Sometimes, progress is measured by how a community rallies during times of adversity.
Fresh off of ringing in a new year of hope and renewal comes sobering news: Sweetbay in Midtown is closing.
While residents there are not alone in losing a supermarket — Sweetbay has announced it will close 22 stores in the Tampa Bay area — few would argue that the loss is greater in Midtown.
Midtown is a 5.5-square-mile area that encompasses eight neighborhoods, mainly south of Central Avenue, composed mostly of low-income residents.
Not long after the racial disturbances of 1996, residents there told city leaders they wanted a grocery store, post office and a bank.
The supermarket, which was on the top of residents' list, was an investment in that community.
On the heels of what many considered a year of progress comes the devastating announcement from one of the community's anchors.
In the past six months, the community had much to celebrate: The Manhattan Casino will soon be home to Sylvia's Queen of Soul Food Restaurant; Elihu Brayboy, a private real estate investor, purchased a building at 951 22nd St.

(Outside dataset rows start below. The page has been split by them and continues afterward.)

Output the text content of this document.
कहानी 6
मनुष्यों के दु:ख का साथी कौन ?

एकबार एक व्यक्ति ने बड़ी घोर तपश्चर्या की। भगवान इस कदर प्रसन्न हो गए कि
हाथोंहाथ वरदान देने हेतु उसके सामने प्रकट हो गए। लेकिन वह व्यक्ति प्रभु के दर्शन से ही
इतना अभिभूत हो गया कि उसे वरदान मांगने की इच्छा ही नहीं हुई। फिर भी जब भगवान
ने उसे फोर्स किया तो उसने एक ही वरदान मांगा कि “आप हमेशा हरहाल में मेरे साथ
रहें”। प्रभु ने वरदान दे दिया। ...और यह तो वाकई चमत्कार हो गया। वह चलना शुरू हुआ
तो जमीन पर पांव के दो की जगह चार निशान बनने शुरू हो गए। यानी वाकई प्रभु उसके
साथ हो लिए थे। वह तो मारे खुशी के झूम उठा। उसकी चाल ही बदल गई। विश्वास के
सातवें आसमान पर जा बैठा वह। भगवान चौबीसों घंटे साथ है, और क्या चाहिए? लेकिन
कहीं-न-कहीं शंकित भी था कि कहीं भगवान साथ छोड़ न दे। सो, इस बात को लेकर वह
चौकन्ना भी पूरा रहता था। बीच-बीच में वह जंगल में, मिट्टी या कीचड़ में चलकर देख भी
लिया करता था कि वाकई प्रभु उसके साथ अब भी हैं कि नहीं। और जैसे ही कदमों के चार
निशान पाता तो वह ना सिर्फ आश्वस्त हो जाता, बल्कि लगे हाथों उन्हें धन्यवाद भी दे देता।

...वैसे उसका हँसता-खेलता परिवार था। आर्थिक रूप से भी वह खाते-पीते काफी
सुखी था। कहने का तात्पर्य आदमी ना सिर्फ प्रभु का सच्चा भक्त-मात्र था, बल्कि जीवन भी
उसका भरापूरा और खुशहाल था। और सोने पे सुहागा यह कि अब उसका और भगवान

S and announced that Pipo's Cuban Cafe will move the company's corporate operations to the Midtown; and St. Petersburg College is establishing a 45,000-square-foot building at 22nd Street and 13th Avenue S to house the college's Midtown Educational Center.
When Sweetbay Supermarket opened at 1794 22nd St. S, it signaled an investment in a community. What now?
It appears that local leaders and businesses poised to invest in Midtown will have to learn to master the "economic two-step" in an effort to ensure the region is successful.
Residents in that region, already cash-strapped and having limited resources, will face a reality few other residents have to deal with.
I recall catching a glimpse of that reality nearly two years ago while volunteering at the Dr. Carter G. Woodson Museum.
On that day, a large group from Sarasota was visiting the Sunshine City to visit the Woodson and the newly opened Dalí Museum.
Former Times writer Jon Wilson, Mayor Bill Foster, School Board member René Flowers and Woodson Museum board member Gwen Reese were serving as docents on a tour of historic sites along the Deuces (22nd Street S).
I intended to document the event with photos, and when batteries ran low, I dashed to the nearby convenience store at Ninth Avenue S and 22nd Street.
I was shocked to learn that the store sold loose batteries at $1.99 apiece. I chided the store manager for the questionable practice and walked several blocks to Sweetbay — the same store set to close at the end of the month.
Sadly, many residents in Midtown won't have that luxury, if plans to close the supermarket stay the course. The closest grocery store is more than 2 miles away.
It's still unclear what sort of effect the loss of the Tangerine Plaza supermarket will have on current and future businesses considering moving to the region.
Let's hope it doesn't affect the County Commission's recent decision to give initial approval for the creation of a tax increment financing district for Midtown. Businesses like Sweetbay are key economic drivers if the program is to be successful.
Sweetbay's demise should not be considered the canary in the mine shaft, but boy does it feel like a major setback. The mayor plans a news conference at 10 a.m. Monday in front of the store.